School sports program for disabled taking shape

August 31, 2008|By John-John Williams IV | John-John Williams IV,

With three years to implement a new law requiring Maryland schools to provide disabled students access to sports programs, state education officials say they will spend the coming academic year collecting data and drafting regulations in hopes of setting up a smooth introduction of the measure.

In the spring, the General Assembly passed the bill, titled Fitness and Athletics Equity for Students with Disabilities, which requires schools to allow athletes with disabilities to play wheelchair basketball or tennis, to swim or to otherwise play sports, either among themselves or side by side with able-bodied students.

This year, state officials will be working to draft regulations that will eventually be shared with athletic organizations, school boards and school superintendents, said Carol Ann Baglin, assistant state superintendent with the department's Division of Special Education/Early Intervention Services.

The legislation requires local school systems to submit their plans to the State Department of Education, which will investigate complaints and could sideline noncompliant teams or withhold money from schools or school systems.

Before school systems can get to that point, Baglin and other top education officials will complete a series of meetings to set up parameters for implementation. In September and October, Baglin will meet with leaders from special education and physical education groups.

In February, Baglin will send a progress report to the General Assembly. In the spring, Baglin will have a "comprehensive briefing" with physical education supervisors informing them how to implement adapted activities for students with disabilities.

"We've been meeting regularly every other week," Baglin said. "It's working fine."

State education officials initially opposed the legislation, saying it would require school systems to pay for extra employees - an estimated $2.8 million statewide - to ensure compliance.
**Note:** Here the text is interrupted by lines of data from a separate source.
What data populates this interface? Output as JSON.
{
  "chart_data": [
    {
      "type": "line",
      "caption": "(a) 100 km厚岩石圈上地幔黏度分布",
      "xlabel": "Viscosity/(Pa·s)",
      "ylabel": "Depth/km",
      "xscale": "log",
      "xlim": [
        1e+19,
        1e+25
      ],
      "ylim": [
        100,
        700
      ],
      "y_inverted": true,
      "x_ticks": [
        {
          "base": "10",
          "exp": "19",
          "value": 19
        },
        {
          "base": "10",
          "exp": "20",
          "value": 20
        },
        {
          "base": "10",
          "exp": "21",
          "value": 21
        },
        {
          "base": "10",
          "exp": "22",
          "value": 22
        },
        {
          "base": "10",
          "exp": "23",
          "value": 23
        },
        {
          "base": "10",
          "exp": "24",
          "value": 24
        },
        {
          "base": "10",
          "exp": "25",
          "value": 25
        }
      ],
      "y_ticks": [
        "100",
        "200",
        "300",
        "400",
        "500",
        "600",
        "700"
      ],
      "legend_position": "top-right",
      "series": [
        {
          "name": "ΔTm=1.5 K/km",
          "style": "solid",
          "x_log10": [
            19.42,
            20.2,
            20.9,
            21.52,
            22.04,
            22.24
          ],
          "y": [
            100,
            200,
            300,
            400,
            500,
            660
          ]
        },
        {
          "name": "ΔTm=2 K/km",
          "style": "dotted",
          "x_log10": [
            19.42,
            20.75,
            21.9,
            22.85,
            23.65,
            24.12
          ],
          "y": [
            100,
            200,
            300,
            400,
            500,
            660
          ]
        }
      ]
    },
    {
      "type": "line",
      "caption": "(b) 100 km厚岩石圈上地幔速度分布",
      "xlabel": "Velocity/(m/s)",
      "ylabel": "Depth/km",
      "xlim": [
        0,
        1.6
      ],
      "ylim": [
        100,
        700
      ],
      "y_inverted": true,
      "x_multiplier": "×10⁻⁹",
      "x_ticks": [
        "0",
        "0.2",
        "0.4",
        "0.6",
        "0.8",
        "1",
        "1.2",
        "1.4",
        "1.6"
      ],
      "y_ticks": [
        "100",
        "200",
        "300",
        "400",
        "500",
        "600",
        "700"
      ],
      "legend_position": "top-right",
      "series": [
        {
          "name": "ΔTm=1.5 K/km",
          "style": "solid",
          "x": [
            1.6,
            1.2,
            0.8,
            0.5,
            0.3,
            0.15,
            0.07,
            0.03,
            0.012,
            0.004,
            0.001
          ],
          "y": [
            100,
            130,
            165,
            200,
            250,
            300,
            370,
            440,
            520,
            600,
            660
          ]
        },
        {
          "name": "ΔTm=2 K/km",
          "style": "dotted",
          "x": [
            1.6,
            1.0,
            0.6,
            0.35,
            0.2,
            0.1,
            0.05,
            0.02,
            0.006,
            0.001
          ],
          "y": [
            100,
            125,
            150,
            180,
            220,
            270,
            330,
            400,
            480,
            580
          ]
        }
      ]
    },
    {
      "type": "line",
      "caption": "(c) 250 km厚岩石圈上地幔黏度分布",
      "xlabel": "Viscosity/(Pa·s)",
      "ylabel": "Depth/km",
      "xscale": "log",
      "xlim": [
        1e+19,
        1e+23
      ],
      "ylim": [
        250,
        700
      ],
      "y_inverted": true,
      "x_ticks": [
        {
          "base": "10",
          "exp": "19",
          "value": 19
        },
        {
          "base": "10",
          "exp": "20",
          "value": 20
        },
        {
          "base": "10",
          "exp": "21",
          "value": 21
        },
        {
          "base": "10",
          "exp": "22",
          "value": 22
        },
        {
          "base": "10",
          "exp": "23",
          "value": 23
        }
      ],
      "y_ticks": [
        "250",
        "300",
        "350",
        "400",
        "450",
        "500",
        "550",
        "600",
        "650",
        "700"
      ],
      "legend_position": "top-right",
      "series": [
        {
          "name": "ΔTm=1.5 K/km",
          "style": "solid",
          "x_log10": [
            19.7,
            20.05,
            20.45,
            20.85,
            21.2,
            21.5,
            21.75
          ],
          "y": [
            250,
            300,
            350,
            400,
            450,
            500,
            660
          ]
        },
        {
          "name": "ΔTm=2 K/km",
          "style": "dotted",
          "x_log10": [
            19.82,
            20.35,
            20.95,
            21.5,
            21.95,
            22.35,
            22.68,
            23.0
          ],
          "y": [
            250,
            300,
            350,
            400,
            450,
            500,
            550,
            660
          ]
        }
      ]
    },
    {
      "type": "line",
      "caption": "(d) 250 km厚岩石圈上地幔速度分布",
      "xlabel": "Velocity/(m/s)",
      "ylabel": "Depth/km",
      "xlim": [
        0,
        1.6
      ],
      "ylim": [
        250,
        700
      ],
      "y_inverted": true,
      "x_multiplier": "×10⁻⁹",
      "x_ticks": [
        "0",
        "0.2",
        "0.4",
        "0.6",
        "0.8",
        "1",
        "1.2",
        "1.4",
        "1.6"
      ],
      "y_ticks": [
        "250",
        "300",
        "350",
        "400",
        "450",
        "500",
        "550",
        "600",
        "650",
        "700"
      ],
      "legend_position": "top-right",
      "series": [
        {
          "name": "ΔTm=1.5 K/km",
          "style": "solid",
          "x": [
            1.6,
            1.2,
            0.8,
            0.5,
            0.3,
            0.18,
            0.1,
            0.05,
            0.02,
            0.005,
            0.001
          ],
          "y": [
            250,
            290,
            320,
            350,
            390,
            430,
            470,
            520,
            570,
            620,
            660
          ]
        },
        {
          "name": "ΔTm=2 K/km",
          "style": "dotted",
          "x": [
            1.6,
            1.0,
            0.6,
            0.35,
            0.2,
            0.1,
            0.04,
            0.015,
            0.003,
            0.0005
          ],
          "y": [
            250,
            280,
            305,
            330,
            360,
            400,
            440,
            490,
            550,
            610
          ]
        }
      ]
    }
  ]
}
During this academic year, which will be devoted to planning, school systems will be required to bear little, if any, of the cost.

Next year, school systems will begin to notice a difference, Baglin said.

"The implementation plan will be in place," she said. "We will have collected data on the number of youth with disabilities participating in athletics and mainstream education. We will have developed a guide for adapted PE and athletics."

Among those who testified at General Assembly hearings on the bill in the spring was Tatyana McFadden, a wheelchair athlete who attended Atholton High School in Howard County. In 2004, she won two medals in track at the Paralympics in Athens, Greece.